[llvm] 6fd0ae3 - [X86] combineScalarAndWithMaskSetcc - handle (concat_vectors (and (vYi1 setcc, vYi1 x), undef)) patterns

Fri Nov 25 03:29:08 PST 2022

Author: Simon Pilgrim
Date: 2022-11-25T11:16:24Z
New Revision: 6fd0ae39be79bdb686e4cc966e4cdee9950e2645

URL: https://github.com/llvm/llvm-project/commit/6fd0ae39be79bdb686e4cc966e4cdee9950e2645
DIFF: https://github.com/llvm/llvm-project/commit/6fd0ae39be79bdb686e4cc966e4cdee9950e2645.diff

LOG: [X86] combineScalarAndWithMaskSetcc - handle (concat_vectors (and (vYi1 setcc, vYi1 x), undef)) patterns

If one of the AND operands is a setcc then we're implicitly zeroing the upper mask bits

Similar pattern to regressions identified in D127115 (masked comparisons)

Added: 
    

Modified: 
    llvm/lib/Target/X86/X86ISelLowering.cpp
    llvm/test/CodeGen/X86/avx512vl-vec-masked-cmp.ll

Removed: 
    


################################################################################
diff  --git a/llvm/lib/Target/X86/X86ISelLowering.cpp b/llvm/lib/Target/X86/X86ISelLowering.cpp
index 53abc3d97ef1f..f293058abec0f 100644

--- a/llvm/lib/Target/X86/X86ISelLowering.cpp
+++ b/llvm/lib/Target/X86/X86ISelLowering.cpp
@@ -48647,18 +48647,27 @@ static SDValue combineScalarAndWithMaskSetcc(SDNode *N, SelectionDAG &DAG,
   SDValue SubVec = Src.getOperand(0);
   EVT SubVecVT = SubVec.getValueType();
 
-  // First subvector should be a setcc with a legal result type.
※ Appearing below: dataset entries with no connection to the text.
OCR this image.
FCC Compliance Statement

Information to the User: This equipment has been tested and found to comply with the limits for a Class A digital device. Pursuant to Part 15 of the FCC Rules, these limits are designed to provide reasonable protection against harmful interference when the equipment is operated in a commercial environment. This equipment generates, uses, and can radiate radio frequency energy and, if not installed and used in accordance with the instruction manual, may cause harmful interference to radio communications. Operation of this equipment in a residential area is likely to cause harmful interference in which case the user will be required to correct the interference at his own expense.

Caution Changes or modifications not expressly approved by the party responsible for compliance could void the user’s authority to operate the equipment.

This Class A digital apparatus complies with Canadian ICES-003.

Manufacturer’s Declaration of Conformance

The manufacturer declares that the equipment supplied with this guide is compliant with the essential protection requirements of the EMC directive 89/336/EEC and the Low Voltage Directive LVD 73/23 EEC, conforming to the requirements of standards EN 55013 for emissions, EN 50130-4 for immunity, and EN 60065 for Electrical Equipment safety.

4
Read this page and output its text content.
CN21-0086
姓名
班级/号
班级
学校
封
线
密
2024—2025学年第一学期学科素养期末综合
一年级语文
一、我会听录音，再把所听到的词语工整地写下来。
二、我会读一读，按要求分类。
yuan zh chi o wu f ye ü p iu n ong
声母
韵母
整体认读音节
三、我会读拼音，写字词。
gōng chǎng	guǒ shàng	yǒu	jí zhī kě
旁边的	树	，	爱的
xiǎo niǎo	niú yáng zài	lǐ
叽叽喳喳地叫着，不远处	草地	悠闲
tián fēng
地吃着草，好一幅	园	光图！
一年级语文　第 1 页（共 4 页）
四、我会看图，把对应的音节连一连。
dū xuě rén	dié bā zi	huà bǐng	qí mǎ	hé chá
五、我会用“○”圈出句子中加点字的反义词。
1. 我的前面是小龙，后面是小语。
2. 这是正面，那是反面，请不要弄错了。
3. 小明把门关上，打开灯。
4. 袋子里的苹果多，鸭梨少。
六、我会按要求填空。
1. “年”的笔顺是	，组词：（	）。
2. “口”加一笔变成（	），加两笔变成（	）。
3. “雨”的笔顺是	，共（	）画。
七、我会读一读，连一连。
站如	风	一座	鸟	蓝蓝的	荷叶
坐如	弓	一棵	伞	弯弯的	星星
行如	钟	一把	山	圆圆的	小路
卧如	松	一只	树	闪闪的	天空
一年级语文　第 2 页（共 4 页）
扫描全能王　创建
The RHS of the
-  // AND should be a mask with this many bits.
-  if (SubVec.getOpcode() != ISD::SETCC || !TLI.isTypeLegal(SubVecVT) ||
+  // The RHS of the AND should be a mask with as many bits as SubVec.
+  if (!TLI.isTypeLegal(SubVecVT) ||
       !C1->getAPIntValue().isMask(SubVecVT.getVectorNumElements()))
     return SDValue();
 
-  EVT SetccVT = SubVec.getOperand(0).getValueType();
-  if (!TLI.isTypeLegal(SetccVT) ||
-      !(Subtarget.hasVLX() || SetccVT.is512BitVector()))
-    return SDValue();
-
-  if (!(Subtarget.hasBWI() || SetccVT.getScalarSizeInBits() >= 32))
+  // First subvector should be a setcc with a legal result type or a
+  // AND containing at least one setcc with a legal result type.
+  auto IsLegalSetCC = [&](SDValue V) {
+    if (V.getOpcode() != ISD::SETCC)
+      return false;
+    EVT SetccVT = V.getOperand(0).getValueType();
+    if (!TLI.isTypeLegal(SetccVT) ||
+        !(Subtarget.hasVLX() || SetccVT.is512BitVector()))
+      return false;
+    if (!(Subtarget.hasBWI() || SetccVT.getScalarSizeInBits() >= 32))
+      return false;
+    return true;
+  };
+  if (!(IsLegalSetCC(SubVec) || (SubVec.getOpcode() == ISD::AND &&
+                                 (IsLegalSetCC(SubVec.getOperand(0)) ||
+                                  IsLegalSetCC(SubVec.getOperand(1))))))
     return SDValue();
 
   // We passed all the checks. Rebuild the concat_vectors with zeroes

diff  --git a/llvm/test/CodeGen/X86/avx512vl-vec-masked-cmp.ll b/llvm/test/CodeGen/X86/avx512vl-vec-masked-cmp.ll
index 5fa144c18022a..42ea007e07b97 100644
--- a/llvm/test/CodeGen/X86/avx512vl-vec-masked-cmp.ll
+++ b/llvm/test/CodeGen/X86/avx512vl-vec-masked-cmp.ll
@@ -1615,8 +1615,7 @@ define i32 @test_masked_vpcmpeqd_v4i1_v32i1_mask_i32(i32 %__u, <2 x i64> %__a, <
 ; VLX:       # %bb.0: # %entry
 ; VLX-NEXT:    kmovd %edi, %k1
 ; VLX-NEXT:    vpcmpeqd %xmm1, %xmm0, %k0 {%k1}
-; VLX-NEXT:    kmovd %k0, %eax
-; VLX-NEXT:    andl $15, %eax
+; VLX-NEXT:    kmovb %k0, %eax
 ; VLX-NEXT:    retq
 ;
 ; NoVLX-LABEL: test_masked_vpcmpeqd_v4i1_v32i1_mask_i32: